Jak informuje portal wpolityce.pl, CBA na zlecenie prokuratury właśnie bada dokumentację oraz przesłuchuje urzędników warszawskiego ratusza i Ministerstwa Transportu i Gospodarki Morskiej. Chodzi o sprawę kamienicy przy Noakowskiego 16.

Badany jest powód, dla którego urzędnicy warszawscy zamiatali pod dywan informacje o tym, że w 2006 roku kamienica została przejęta przez rodzinę Waltzów, a wcześniej skradziona przez powojennych oszustów.  Już w  2013 roku ratusz miał dysponować dokumentacją, wedle której jasne było, że posesje sąsiadujące z kamienicą Waltzów były przejęte z naruszeniem prawa. W 2003 ustanowiona została własność wieczysta na gruntach przy Noakowskiego 16, w 2006 kamienica trafiła w ręce męża obecnej prezydent Warszawy. Waltzowie szybko nieruchomość sprzedali.

„Uzyskano dokumentację z ratusza oraz informacje o urzędnikach ratusza, którzy zajmowali się informacją z ministerstwa transportu z 2012 roku. Ustalono też dane o urzędnikach z ministerstwa, którzy byli odpowiedzialni za przygotowanie decyzji z 2012 roku.” – mówi portalowi jeden z informatorów.

Rzecznik prasowy CBA, Temistokles Brodowski, informuje jednak, że nie może teraz udzielać informacji dot. przesłuchań warszawskich urzędników.

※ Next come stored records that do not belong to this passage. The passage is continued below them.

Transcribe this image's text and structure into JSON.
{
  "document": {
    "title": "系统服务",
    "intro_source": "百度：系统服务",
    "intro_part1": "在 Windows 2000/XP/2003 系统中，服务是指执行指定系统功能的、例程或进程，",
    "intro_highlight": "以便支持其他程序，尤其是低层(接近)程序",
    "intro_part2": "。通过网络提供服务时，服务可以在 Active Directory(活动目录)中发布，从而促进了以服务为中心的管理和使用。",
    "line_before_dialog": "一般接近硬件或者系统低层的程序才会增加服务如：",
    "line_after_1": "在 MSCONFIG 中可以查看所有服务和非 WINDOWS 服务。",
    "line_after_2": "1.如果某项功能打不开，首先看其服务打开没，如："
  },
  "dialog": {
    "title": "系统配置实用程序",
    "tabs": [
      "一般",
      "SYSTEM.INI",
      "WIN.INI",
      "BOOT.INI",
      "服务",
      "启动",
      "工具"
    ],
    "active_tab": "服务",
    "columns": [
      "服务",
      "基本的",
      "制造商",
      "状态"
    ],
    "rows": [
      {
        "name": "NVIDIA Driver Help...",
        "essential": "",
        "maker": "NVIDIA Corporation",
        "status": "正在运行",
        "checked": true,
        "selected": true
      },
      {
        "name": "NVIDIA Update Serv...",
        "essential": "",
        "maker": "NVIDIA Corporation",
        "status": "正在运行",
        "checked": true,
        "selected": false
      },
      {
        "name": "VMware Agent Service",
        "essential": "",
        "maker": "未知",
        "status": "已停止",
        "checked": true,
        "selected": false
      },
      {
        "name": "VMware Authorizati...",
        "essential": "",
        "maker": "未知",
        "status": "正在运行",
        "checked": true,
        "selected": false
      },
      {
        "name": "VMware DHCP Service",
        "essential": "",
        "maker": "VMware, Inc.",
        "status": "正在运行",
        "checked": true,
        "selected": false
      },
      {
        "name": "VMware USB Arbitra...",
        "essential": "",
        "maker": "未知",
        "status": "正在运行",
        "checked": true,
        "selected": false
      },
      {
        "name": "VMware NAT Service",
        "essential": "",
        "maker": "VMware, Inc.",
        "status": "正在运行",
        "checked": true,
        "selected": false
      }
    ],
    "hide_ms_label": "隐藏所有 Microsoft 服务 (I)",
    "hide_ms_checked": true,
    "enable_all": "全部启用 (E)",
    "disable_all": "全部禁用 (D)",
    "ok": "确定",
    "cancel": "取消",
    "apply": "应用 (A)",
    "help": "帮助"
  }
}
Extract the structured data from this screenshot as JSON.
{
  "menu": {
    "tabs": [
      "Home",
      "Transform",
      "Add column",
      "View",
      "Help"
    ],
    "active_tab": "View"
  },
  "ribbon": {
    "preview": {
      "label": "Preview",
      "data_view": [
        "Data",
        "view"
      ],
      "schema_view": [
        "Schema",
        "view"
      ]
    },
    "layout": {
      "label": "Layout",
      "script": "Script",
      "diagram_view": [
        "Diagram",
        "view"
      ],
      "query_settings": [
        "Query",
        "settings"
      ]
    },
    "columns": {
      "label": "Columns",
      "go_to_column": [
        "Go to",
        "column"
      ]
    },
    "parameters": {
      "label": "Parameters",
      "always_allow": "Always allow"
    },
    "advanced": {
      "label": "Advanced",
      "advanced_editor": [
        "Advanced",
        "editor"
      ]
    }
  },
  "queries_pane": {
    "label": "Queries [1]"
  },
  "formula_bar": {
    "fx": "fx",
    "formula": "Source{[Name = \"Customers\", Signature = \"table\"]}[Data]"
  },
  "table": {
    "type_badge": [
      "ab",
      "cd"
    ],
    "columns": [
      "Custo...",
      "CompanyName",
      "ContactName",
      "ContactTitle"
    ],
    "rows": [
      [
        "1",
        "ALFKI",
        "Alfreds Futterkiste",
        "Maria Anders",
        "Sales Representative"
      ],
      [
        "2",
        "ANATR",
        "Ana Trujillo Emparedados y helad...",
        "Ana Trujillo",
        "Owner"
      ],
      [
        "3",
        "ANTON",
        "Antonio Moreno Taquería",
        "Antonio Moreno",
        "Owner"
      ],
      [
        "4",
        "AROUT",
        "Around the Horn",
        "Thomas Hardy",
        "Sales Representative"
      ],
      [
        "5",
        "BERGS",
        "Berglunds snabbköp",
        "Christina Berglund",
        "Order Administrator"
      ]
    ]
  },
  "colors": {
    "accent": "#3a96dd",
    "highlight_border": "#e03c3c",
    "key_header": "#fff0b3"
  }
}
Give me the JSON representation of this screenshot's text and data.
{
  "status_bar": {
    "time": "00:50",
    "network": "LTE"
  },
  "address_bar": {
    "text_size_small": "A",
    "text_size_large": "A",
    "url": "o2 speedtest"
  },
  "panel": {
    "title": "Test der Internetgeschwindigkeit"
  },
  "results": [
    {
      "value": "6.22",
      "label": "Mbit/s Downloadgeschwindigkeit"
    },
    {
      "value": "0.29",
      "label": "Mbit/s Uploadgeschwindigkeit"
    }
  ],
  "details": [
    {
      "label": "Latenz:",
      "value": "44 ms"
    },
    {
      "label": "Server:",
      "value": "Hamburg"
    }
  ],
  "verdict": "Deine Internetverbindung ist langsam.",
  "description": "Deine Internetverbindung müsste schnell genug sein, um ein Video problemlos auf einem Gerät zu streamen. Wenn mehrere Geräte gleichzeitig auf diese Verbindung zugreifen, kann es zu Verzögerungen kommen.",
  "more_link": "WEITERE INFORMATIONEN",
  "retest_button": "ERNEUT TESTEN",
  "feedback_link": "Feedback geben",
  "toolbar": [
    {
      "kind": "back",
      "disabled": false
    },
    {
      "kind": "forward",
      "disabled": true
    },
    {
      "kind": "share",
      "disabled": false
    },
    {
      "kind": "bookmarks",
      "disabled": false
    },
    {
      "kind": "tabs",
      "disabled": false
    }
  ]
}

Według ustaleń portalu śledczy nie znaleźli dokumentu z 1948 roku, który jest wyrokiem na Leona Kalinowskiego, skazanego za wyłudzenie kamienicy przy Noakowskiego 16 od pożydowskich właścicieli.

„Dokument, którego szukają obecnie prokuratorzy, prowadzący sprawę kamienicy przy Noakowskiego 16, jest dla śledczych bardzo ważny, gdyż stanowi dowód na to, że nieruchomość tę przejęto na drodze przestępstwa.” – podaje wpolityce.pl i dodaje, że jeśli uda się go odnaleźć, oznaczać to będzie, że kamienica do rąk męża Hanny Gronkiewicz-Waltz trafiła nielegalnie.